Agree with you timkiely that it does appear that the screening to remove the responders to SC does not appear to have worked very well. It does seem that the participants enrolled were on an improvement trajectory with SC – not hard to treat at all.
The clue for the researchers that this was going wrong could have been the screening rates. If you imagine hard to treat comprises say 20%then around 80% should be being rejected.
Instead it seems only a handful of potentially eligible participants who had received SC for 1 month previously were screened out through wound size change (set pretty high at 30%).
On your other point.
I think the three year unhealed statistic from the Harding study that gets quoted on this forum is a little misleading.

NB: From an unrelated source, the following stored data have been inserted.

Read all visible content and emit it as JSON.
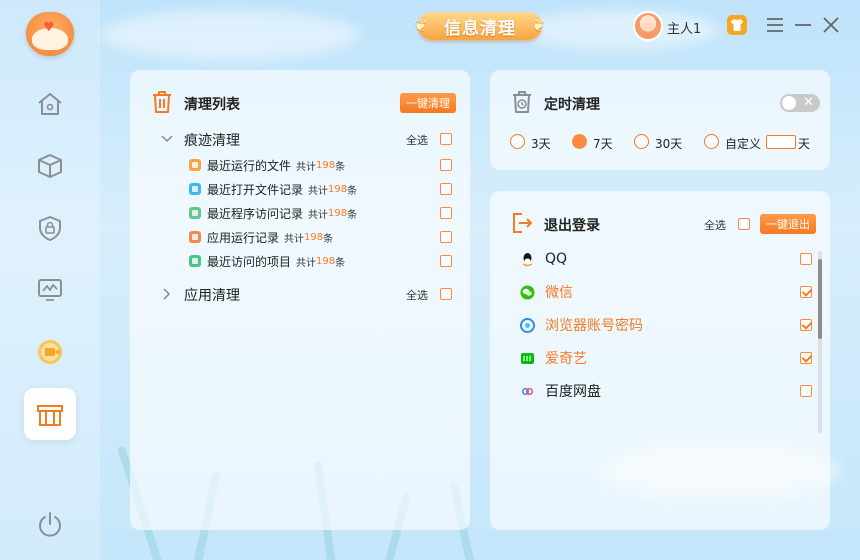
{
  "header": {
    "title": "信息清理",
    "user_name": "主人1"
  },
  "sidebar": {
    "items": [
      {
        "name": "home"
      },
      {
        "name": "cube"
      },
      {
        "name": "lock"
      },
      {
        "name": "monitor"
      },
      {
        "name": "plugin"
      },
      {
        "name": "cleanup",
        "active": true
      },
      {
        "name": "power"
      }
    ]
  },
  "clean_list": {
    "title": "清理列表",
    "one_click": "一键清理",
    "trace_group": {
      "label": "痕迹清理",
      "select_all": "全选",
      "items": [
        {
          "name": "最近运行的文件",
          "total_prefix": "共计",
          "count": "198",
          "unit": "条",
          "color": "#f7a441"
        },
        {
          "name": "最近打开文件记录",
          "total_prefix": "共计",
          "count": "198",
          "unit": "条",
          "color": "#3fb8f0"
        },
        {
          "name": "最近程序访问记录",
          "total_prefix": "共计",
          "count": "198",
          "unit": "条",
          "color": "#62c98a"
        },
        {
          "name": "应用运行记录",
          "total_prefix": "共计",
          "count": "198",
          "unit": "条",
          "color": "#f5874f"
        },
        {
          "name": "最近访问的项目",
          "total_prefix": "共计",
          "count": "198",
          "unit": "条",
          "color": "#4cc38a"
        }
      ]
    },
    "app_group": {
      "label": "应用清理",
      "select_all": "全选"
    }
  },
  "timed_clean": {
    "title": "定时清理",
    "options": [
      {
        "label": "3天",
        "selected": false
      },
      {
        "label": "7天",
        "selected": true
      },
      {
        "label": "30天",
        "selected": false
      },
      {
        "label": "自定义",
        "selected": false
      }
    ],
    "custom_value": "",
    "custom_unit": "天",
    "toggle_on": false
  },
  "logout": {
    "title": "退出登录",
    "select_all": "全选",
    "one_click": "一键退出",
    "apps": [
      {
        "name": "QQ",
        "checked": false,
        "color": "#111111",
        "label_color": "#222222"
      },
      {
        "name": "微信",
        "checked": true,
        "color": "#2dc100",
        "label_color": "#f57a22"
      },
      {
        "name": "浏览器账号密码",
        "checked": true,
        "color": "#2a8ee8",
        "label_color": "#f57a22"
      },
      {
        "name": "爱奇艺",
        "checked": true,
        "color": "#00be06",
        "label_color": "#f57a22"
      },
      {
        "name": "百度网盘",
        "checked": false,
        "color": "#3b7df5",
        "label_color": "#222222"
      }
    ]
  },
  "colors": {
    "accent": "#f57a22",
    "sidebar_icon": "#8a8f96"
  }
}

Yes the average was near three years (33 months) but the median was only 10 months. So very right skewed. You probably had a handful of cases that had had wounds that were years years old.
Harding noted that there was a positive trend for bette rresults for the shorter wound duration. Specifically in the 17 (out of 45) participants with wounds >24 months only 4 actually healed; the majority didn’t heal.
With the benefit of hindsight if you could wave a magic wand. The trial should have had a run in period of say first 10 cases to SC.Follow-up for 12 weeks and you would have seen very good response. And then realised your aim of producing an enriched sample of hard to treat wasn’t being achieved from your criteria.